Certes, il serait exagéré de dire que nous risquons de voir s’installer demain matin à l’Élysée les agents du FMI. D’autant plus que nous ne serions alors pas les seuls, nombre de pays européens ont vu leur dette exploser depuis deux ans.

Mais tout de même, l’heure est grave et nous ne pouvons pas nous permettre de minimiser les annonces faites ces derniers jours par certaines agences de notations. Elles ont mis en garde – d’abord discrètement puis officiellement – le gouvernement français des risques qu’il prenait avec la souscription sur les marché des sommes nécessaires au grand emprunt.

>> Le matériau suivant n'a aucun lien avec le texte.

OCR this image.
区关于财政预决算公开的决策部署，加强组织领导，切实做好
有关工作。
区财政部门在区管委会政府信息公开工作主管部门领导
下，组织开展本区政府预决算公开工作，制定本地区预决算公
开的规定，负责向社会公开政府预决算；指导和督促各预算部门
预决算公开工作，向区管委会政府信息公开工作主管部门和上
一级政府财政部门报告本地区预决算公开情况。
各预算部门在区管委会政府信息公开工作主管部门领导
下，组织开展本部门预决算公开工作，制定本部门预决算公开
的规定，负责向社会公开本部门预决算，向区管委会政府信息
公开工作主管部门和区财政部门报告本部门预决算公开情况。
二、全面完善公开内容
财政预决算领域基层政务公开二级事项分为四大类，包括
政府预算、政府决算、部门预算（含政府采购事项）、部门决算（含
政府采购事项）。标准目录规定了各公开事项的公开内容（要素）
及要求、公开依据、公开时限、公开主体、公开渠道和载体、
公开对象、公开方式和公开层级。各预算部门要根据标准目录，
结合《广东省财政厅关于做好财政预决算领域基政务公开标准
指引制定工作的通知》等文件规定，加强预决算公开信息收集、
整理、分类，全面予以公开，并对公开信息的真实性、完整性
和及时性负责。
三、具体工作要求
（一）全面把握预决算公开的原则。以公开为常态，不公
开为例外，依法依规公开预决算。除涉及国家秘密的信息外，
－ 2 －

Le ministère de l'économie et des finances dans le brouillard

Fitch Ratings a ainsi estimé que ce grand emprunt, d’un poids égal à 1,8% du PIB, fera passer la France à un déficit à 2 chiffres, plus de 10% du PIB – vous avez bien lu – pour l’année 2010, ce qui n’est pas acceptable. Selon l’agence, avec une dette supérieure à 85% du PIB fin 2010 – et sûrement proche des 100% à la fin du mandat de Nicolas Sarkozy – notre pays sera dans une situation plus défavorable encore que celle de la Grande-Bretagne. Alors même que, comme le souligne le communiqué, la France devrait avoir moins souffert que d’autres pays du fait de la faible financiarisation de son économie.

Au passage, on comprend mieux la violente réaction de François Fillon aux propos d’Henri Guaino soutenant qu’il n’y avait pas de limite “technique” au grand emprunt.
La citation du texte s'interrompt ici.